UNE SITUATION GEOPOLITIQUE COMPLEXE


Comme « la plupart des ethnologues », Florence Brunois a fait l’effort de regarder Bienvenue dans ma tribu. Et pour cette chercheuse CNRS au Collège de France, qui a vécu en tout 5 années en Papouasie avec les Kasua, c’est véritablement le « choc entre le show et la réalité ». L’émission ne décrit pas une seconde les enjeux locaux, le contexte social, économique, politique et environnemental. Il se passe pourtant « des choses terribles » dans la région, explique-t-elle. La Nouvelle Guinée est une île aux ressources naturelles incroyables. La beauté de la verdure n’a d’égale que la richesse des sous-sols. Or, cuivre, uranium, nickel, huile, gaz naturel,… Evidemment, tout cela suscite des convoitises : en y retournant cette année, Florence Brunois a découvert le lancement d’un énorme projet d’exploitation de gaz liquéfié, qui sera sans doute l’une des plus grandes au monde. C’est chez les Huli que seront construites les centrales.

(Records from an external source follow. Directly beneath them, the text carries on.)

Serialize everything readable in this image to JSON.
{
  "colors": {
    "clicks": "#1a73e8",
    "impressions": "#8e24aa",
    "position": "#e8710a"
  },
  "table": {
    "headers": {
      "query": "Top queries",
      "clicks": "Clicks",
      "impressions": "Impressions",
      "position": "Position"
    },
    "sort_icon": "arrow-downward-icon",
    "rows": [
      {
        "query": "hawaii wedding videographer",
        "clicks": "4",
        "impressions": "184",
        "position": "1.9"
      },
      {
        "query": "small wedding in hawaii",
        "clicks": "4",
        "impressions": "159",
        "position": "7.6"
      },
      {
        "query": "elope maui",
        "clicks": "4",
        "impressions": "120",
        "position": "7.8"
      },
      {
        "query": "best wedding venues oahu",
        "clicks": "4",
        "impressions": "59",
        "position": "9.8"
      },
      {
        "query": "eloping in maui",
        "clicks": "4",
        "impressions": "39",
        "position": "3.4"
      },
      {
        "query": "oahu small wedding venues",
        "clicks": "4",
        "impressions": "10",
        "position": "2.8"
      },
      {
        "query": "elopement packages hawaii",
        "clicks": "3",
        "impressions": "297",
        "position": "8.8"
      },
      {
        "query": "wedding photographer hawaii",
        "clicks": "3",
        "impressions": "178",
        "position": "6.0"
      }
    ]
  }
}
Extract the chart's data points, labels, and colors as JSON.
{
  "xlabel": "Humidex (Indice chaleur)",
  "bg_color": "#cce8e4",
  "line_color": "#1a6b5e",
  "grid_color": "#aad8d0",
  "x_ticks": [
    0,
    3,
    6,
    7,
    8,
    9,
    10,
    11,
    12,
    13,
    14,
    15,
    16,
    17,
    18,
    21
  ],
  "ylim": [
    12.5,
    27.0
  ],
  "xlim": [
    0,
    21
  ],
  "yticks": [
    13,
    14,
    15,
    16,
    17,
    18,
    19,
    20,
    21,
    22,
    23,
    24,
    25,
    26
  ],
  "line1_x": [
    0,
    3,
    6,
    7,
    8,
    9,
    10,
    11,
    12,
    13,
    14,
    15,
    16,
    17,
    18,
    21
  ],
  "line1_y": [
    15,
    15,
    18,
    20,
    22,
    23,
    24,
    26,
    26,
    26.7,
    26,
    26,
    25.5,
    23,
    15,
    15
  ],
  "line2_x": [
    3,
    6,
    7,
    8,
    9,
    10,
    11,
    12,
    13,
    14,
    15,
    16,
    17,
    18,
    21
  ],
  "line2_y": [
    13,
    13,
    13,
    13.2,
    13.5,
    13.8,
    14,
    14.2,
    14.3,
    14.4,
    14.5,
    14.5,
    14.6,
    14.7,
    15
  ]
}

L’opérateur du projet n’est autre que la plus grande société internationale de pétrole et de gaz cotée en bourse : ExxonMobil. On ne peut s’empêcher de penser à Avatar, la fresque de David Cameron, qui raconte le drame d’une population locale envahie par un exploitant pétrolier qui veut détruire une Nature splendide pour puiser dans ses sous-sols.

 

Mais ExxonMobil n’est pas seul, explique Florence Brunois. « Il a reçu des fonds de la Banque centrale américaine, alors qu’Obama s’était prononcé contre l’exploitation des ressources naturelles. Les Chinois, les Japonais, les Australiens aussi : ils envahissent la Papouasie, ils font de la pub dans les quotidiens pour ce qu’ils présentent  comme un ‘projet de développement’. Ils veulent même créer une petite capitale qui va recevoir plus de 12000 expatriés, ainsi qu’un grand aéroport international qui impliquera d’accentuer la déforestation. Et a peu près tout va se passer chez les Hulis, qui ne vendront même pas de gaz mais qui sont corrompus par l’Etat papou ». Qui plus est, l'État vient tout juste d'adopter un amendement au droit de l'environnement suspendant les droits des tribus de défendre écologiquement leur territoire : négociation avec les compagnie d'exploitation, plaintes contre dommages écologiques... et ce par « intérêt national ».